Answer ... An award made by a tribunal seated in Montenegro is enforced directly under the enforcement and security law (Article 46). However, foreign arbitral awards must first be recognised in Montenegro.
A foreign award shall be recognised unless the court finds that:
- there are grounds to refuse recognition;
- the award has not become binding; or
- the award has been set aside or suspended in the country in which, or under the law of which, it was made (Article 51(1)).

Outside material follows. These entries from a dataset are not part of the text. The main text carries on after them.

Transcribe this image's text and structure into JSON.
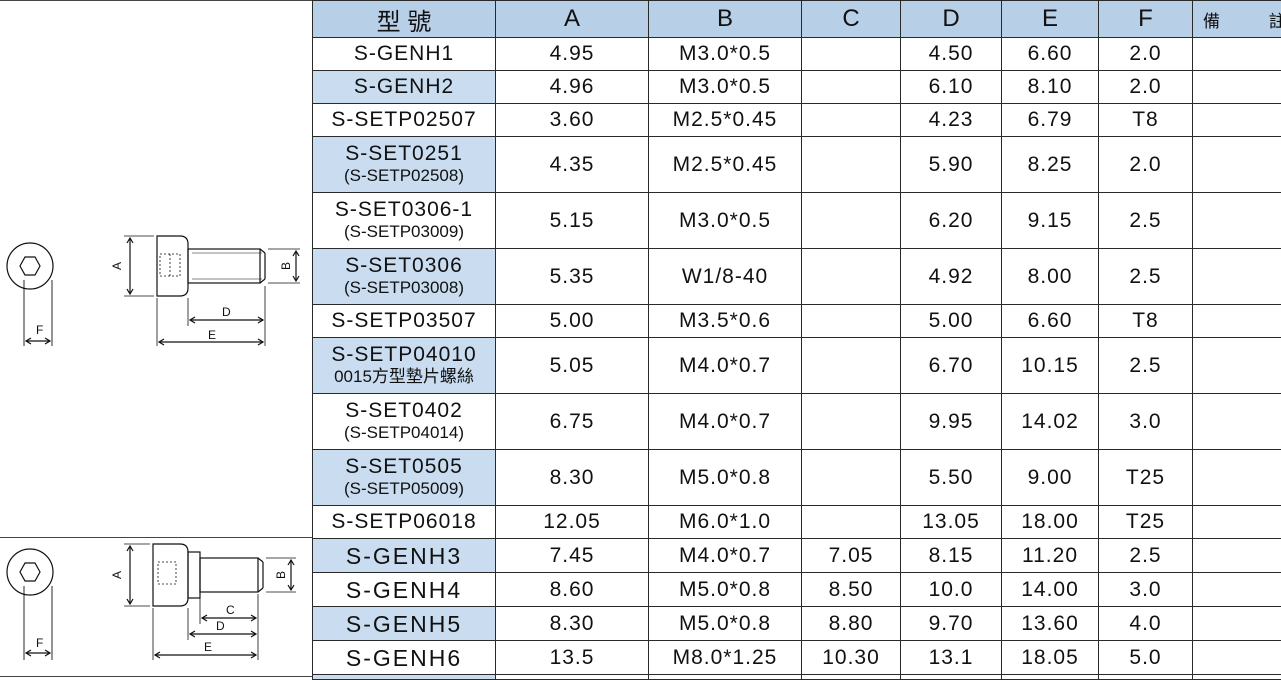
{
  "table": {
    "headers": [
      "型 號",
      "A",
      "B",
      "C",
      "D",
      "E",
      "F",
      "備 註"
    ],
    "rows": [
      {
        "model": "S-GENH1",
        "sub": "",
        "a": "4.95",
        "b": "M3.0*0.5",
        "c": "",
        "d": "4.50",
        "e": "6.60",
        "f": "2.0",
        "note": ""
      },
      {
        "model": "S-GENH2",
        "sub": "",
        "a": "4.96",
        "b": "M3.0*0.5",
        "c": "",
        "d": "6.10",
        "e": "8.10",
        "f": "2.0",
        "note": ""
      },
      {
        "model": "S-SETP02507",
        "sub": "",
        "a": "3.60",
        "b": "M2.5*0.45",
        "c": "",
        "d": "4.23",
        "e": "6.79",
        "f": "T8",
        "note": ""
      },
      {
        "model": "S-SET0251",
        "sub": "(S-SETP02508)",
        "a": "4.35",
        "b": "M2.5*0.45",
        "c": "",
        "d": "5.90",
        "e": "8.25",
        "f": "2.0",
        "note": ""
      },
      {
        "model": "S-SET0306-1",
        "sub": "(S-SETP03009)",
        "a": "5.15",
        "b": "M3.0*0.5",
        "c": "",
        "d": "6.20",
        "e": "9.15",
        "f": "2.5",
        "note": ""
      },
      {
        "model": "S-SET0306",
        "sub": "(S-SETP03008)",
        "a": "5.35",
        "b": "W1/8-40",
        "c": "",
        "d": "4.92",
        "e": "8.00",
        "f": "2.5",
        "note": ""
      },
      {
        "model": "S-SETP03507",
        "sub": "",
        "a": "5.00",
        "b": "M3.5*0.6",
        "c": "",
        "d": "5.00",
        "e": "6.60",
        "f": "T8",
        "note": ""
      },
      {
        "model": "S-SETP04010",
        "sub": "0015方型墊片螺絲",
        "a": "5.05",
        "b": "M4.0*0.7",
        "c": "",
        "d": "6.70",
        "e": "10.15",
        "f": "2.5",
        "note": ""
      },
      {
        "model": "S-SET0402",
        "sub": "(S-SETP04014)",
        "a": "6.75",
        "b": "M4.0*0.7",
        "c": "",
        "d": "9.95",
        "e": "14.02",
        "f": "3.0",
        "note": ""
      },
      {
        "model": "S-SET0505",
        "sub": "(S-SETP05009)",
        "a": "8.30",
        "b": "M5.0*0.8",
        "c": "",
        "d": "5.50",
        "e": "9.00",
        "f": "T25",
        "note": ""
      },
      {
        "model": "S-SETP06018",
        "sub": "",
        "a": "12.05",
        "b": "M6.0*1.0",
        "c": "",
        "d": "13.05",
        "e": "18.00",
        "f": "T25",
        "note": ""
      },
      {
        "model": "S-GENH3",
        "sub": "",
        "a": "7.45",
        "b": "M4.0*0.7",
        "c": "7.05",
        "d": "8.15",
        "e": "11.20",
        "f": "2.5",
        "note": ""
      },
      {
        "model": "S-GENH4",
        "sub": "",
        "a": "8.60",
        "b": "M5.0*0.8",
        "c": "8.50",
        "d": "10.0",
        "e": "14.00",
        "f": "3.0",
        "note": ""
      },
      {
        "model": "S-GENH5",
        "sub": "",
        "a": "8.30",
        "b": "M5.0*0.8",
        "c": "8.80",
        "d": "9.70",
        "e": "13.60",
        "f": "4.0",
        "note": ""
      },
      {
        "model": "S-GENH6",
        "sub": "",
        "a": "13.5",
        "b": "M8.0*1.25",
        "c": "10.30",
        "d": "13.1",
        "e": "18.05",
        "f": "5.0",
        "note": ""
      }
    ]
  },
  "drawings": {
    "upper": {
      "labels": [
        "A",
        "B",
        "D",
        "E",
        "F"
      ]
    },
    "lower": {
      "labels": [
        "A",
        "B",
        "C",
        "D",
        "E",
        "F"
      ]
    }
  }
}
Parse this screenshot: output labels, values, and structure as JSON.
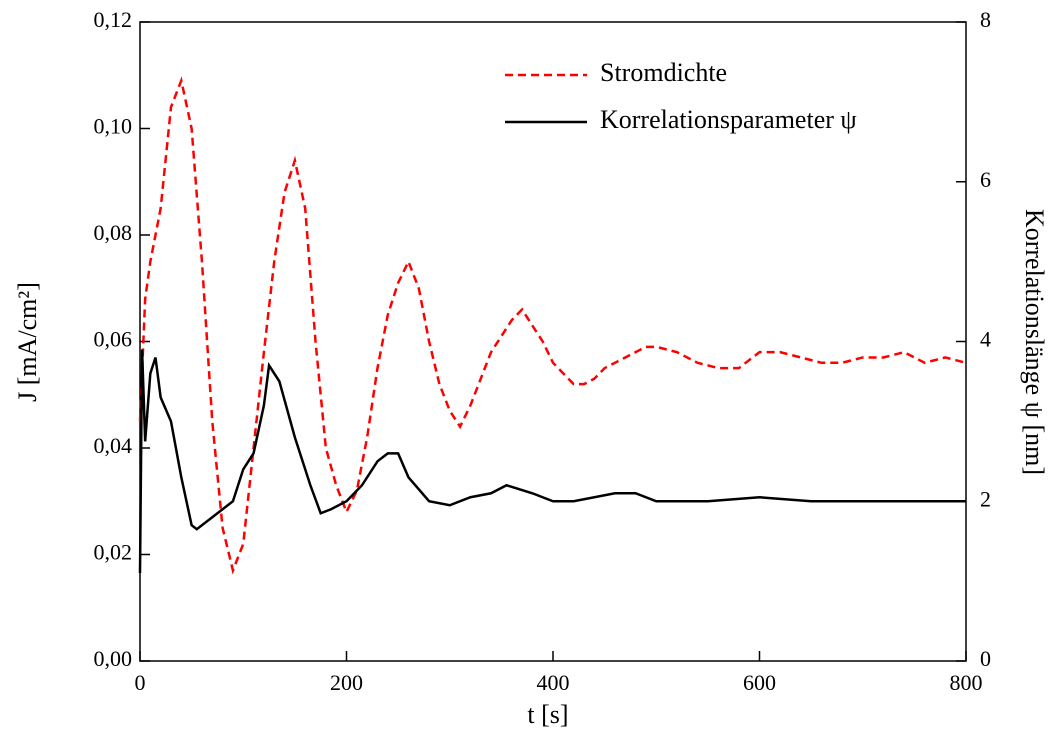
{
  "chart_data": {
    "type": "line",
    "xlabel": "t [s]",
    "ylabel": "J [mA/cm²]",
    "y2label": "Korrelationslänge ψ [nm]",
    "xlim": [
      0,
      800
    ],
    "xticks": [
      0,
      200,
      400,
      600,
      800
    ],
    "ylim": [
      0,
      0.12
    ],
    "yticks": [
      {
        "value": 0,
        "label": "0,00"
      },
      {
        "value": 0.02,
        "label": "0,02"
      },
      {
        "value": 0.04,
        "label": "0,04"
      },
      {
        "value": 0.06,
        "label": "0,06"
      },
      {
        "value": 0.08,
        "label": "0,08"
      },
      {
        "value": 0.1,
        "label": "0,10"
      },
      {
        "value": 0.12,
        "label": "0,12"
      }
    ],
    "y2lim": [
      0,
      8
    ],
    "y2ticks": [
      0,
      2,
      4,
      6,
      8
    ],
    "legend": "upper right",
    "series": [
      {
        "name": "Stromdichte",
        "color": "#ff0000",
        "dash": true,
        "x": [
          0,
          5,
          10,
          20,
          30,
          40,
          50,
          60,
          70,
          80,
          90,
          100,
          110,
          120,
          130,
          140,
          150,
          160,
          170,
          180,
          190,
          200,
          210,
          220,
          230,
          240,
          250,
          260,
          270,
          280,
          290,
          300,
          310,
          320,
          330,
          340,
          350,
          360,
          370,
          380,
          390,
          400,
          410,
          420,
          430,
          440,
          450,
          460,
          470,
          480,
          490,
          500,
          520,
          540,
          560,
          580,
          600,
          620,
          640,
          660,
          680,
          700,
          720,
          740,
          760,
          780,
          800
        ],
        "values": [
          0.045,
          0.068,
          0.075,
          0.085,
          0.104,
          0.109,
          0.1,
          0.075,
          0.045,
          0.025,
          0.017,
          0.022,
          0.04,
          0.058,
          0.075,
          0.088,
          0.094,
          0.085,
          0.06,
          0.04,
          0.033,
          0.028,
          0.032,
          0.042,
          0.055,
          0.065,
          0.071,
          0.075,
          0.07,
          0.06,
          0.052,
          0.047,
          0.044,
          0.048,
          0.053,
          0.058,
          0.061,
          0.064,
          0.066,
          0.063,
          0.06,
          0.056,
          0.054,
          0.052,
          0.052,
          0.053,
          0.055,
          0.056,
          0.057,
          0.058,
          0.059,
          0.059,
          0.058,
          0.056,
          0.055,
          0.055,
          0.058,
          0.058,
          0.057,
          0.056,
          0.056,
          0.057,
          0.057,
          0.058,
          0.056,
          0.057,
          0.056
        ]
      },
      {
        "name": "Korrelationsparameter ψ",
        "color": "#000000",
        "axis": "y2",
        "x": [
          0,
          2,
          5,
          10,
          15,
          20,
          30,
          40,
          50,
          55,
          70,
          90,
          100,
          110,
          120,
          125,
          135,
          150,
          165,
          175,
          185,
          200,
          215,
          230,
          240,
          250,
          260,
          280,
          300,
          320,
          340,
          355,
          380,
          400,
          420,
          460,
          480,
          500,
          550,
          600,
          650,
          700,
          750,
          800
        ],
        "values": [
          1.1,
          3.9,
          2.75,
          3.6,
          3.8,
          3.3,
          3.0,
          2.3,
          1.7,
          1.65,
          1.8,
          2.0,
          2.4,
          2.6,
          3.2,
          3.7,
          3.5,
          2.8,
          2.2,
          1.85,
          1.9,
          2.0,
          2.2,
          2.5,
          2.6,
          2.6,
          2.3,
          2.0,
          1.95,
          2.05,
          2.1,
          2.2,
          2.1,
          2.0,
          2.0,
          2.1,
          2.1,
          2.0,
          2.0,
          2.05,
          2.0,
          2.0,
          2.0,
          2.0
        ]
      }
    ]
  }
}
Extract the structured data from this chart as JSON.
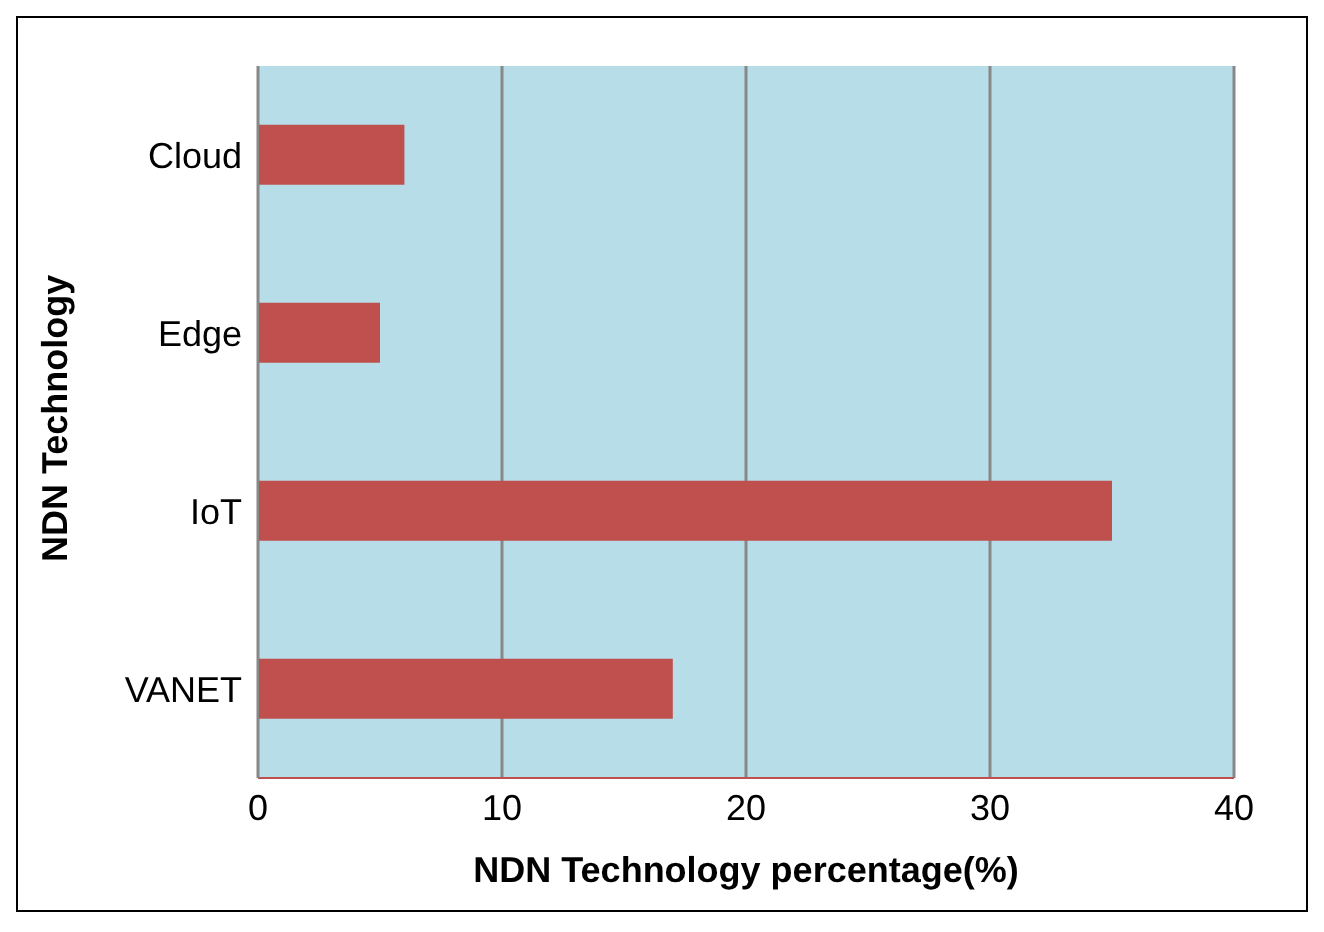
{
  "chart_data": {
    "type": "bar",
    "orientation": "horizontal",
    "xlabel": "NDN Technology percentage(%)",
    "ylabel": "NDN Technology",
    "categories": [
      "Cloud",
      "Edge",
      "IoT",
      "VANET"
    ],
    "values": [
      6,
      5,
      35,
      17
    ],
    "color": "#c0504d",
    "xlim": [
      0,
      40
    ],
    "xticks": [
      0,
      10,
      20,
      30,
      40
    ],
    "grid": "x"
  }
}
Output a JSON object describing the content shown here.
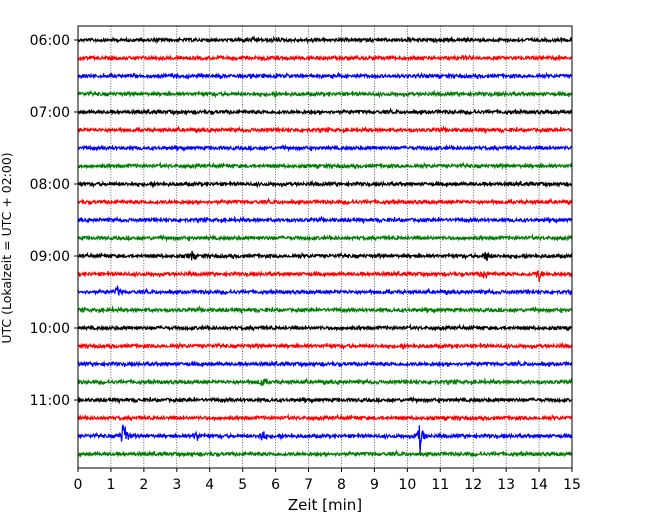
{
  "chart_data": {
    "type": "line",
    "title": "",
    "xlabel": "Zeit  [min]",
    "ylabel": "UTC (Lokalzeit = UTC + 02:00)",
    "xlim": [
      0,
      15
    ],
    "x_ticks": [
      "0",
      "1",
      "2",
      "3",
      "4",
      "5",
      "6",
      "7",
      "8",
      "9",
      "10",
      "11",
      "12",
      "13",
      "14",
      "15"
    ],
    "y_tick_labels": [
      "06:00",
      "07:00",
      "08:00",
      "09:00",
      "10:00",
      "11:00"
    ],
    "trace_start_times": [
      "06:00",
      "06:15",
      "06:30",
      "06:45",
      "07:00",
      "07:15",
      "07:30",
      "07:45",
      "08:00",
      "08:15",
      "08:30",
      "08:45",
      "09:00",
      "09:15",
      "09:30",
      "09:45",
      "10:00",
      "10:15",
      "10:30",
      "10:45",
      "11:00",
      "11:15",
      "11:30",
      "11:45"
    ],
    "trace_colors": [
      "#000000",
      "#ff0000",
      "#0000ff",
      "#008000"
    ],
    "grid": "vertical dotted at each minute",
    "events": [
      {
        "trace": "09:00",
        "x": 3.45,
        "amp": 0.5
      },
      {
        "trace": "09:00",
        "x": 12.4,
        "amp": 0.6
      },
      {
        "trace": "09:15",
        "x": 12.35,
        "amp": 0.7
      },
      {
        "trace": "09:15",
        "x": 14.0,
        "amp": 0.7
      },
      {
        "trace": "09:30",
        "x": 1.2,
        "amp": 0.5
      },
      {
        "trace": "10:45",
        "x": 5.6,
        "amp": 0.5
      },
      {
        "trace": "11:30",
        "x": 1.4,
        "amp": 2.2
      },
      {
        "trace": "11:30",
        "x": 3.6,
        "amp": 0.6
      },
      {
        "trace": "11:30",
        "x": 5.6,
        "amp": 0.8
      },
      {
        "trace": "11:30",
        "x": 10.4,
        "amp": 1.8
      }
    ]
  }
}
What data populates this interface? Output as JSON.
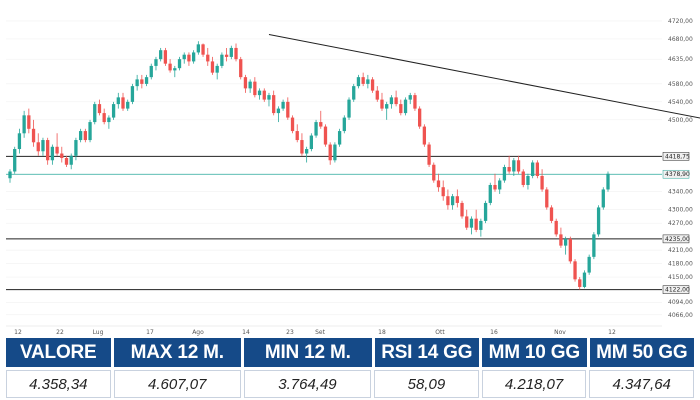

The following grounds, if raised by a party, may lead to refusal of recognition:
- The arbitration agreement is not valid under the applicable law;
- The party was not given proper notice of the arbitrators’ appointment or the arbitral proceedings, or was otherwise unable to present its case;
- The award decides on matters not contemplated by or exceeding the scope of the arbitration agreement; or
- The tribunal was not constituted or the proceeding was not conducted in accordance with the arbitration agreement or the law of the place of arbitration (Article 52(1)).
The court shall further refuse recognition ex officio if:
- the dispute is not arbitrable; or
- the effects of the arbitral award would be contrary to Montenegrin public policy (Article 52(2)).
The recognition proceedings are initiated on a party’s application, accompanied by:
- the original arbitral award or a certified copy;
- the original arbitration agreement or a certified copy; and
- a certified translation of the award and arbitration agreement into Montenegrin or another language in official use in Montenegro (Article 51(3)).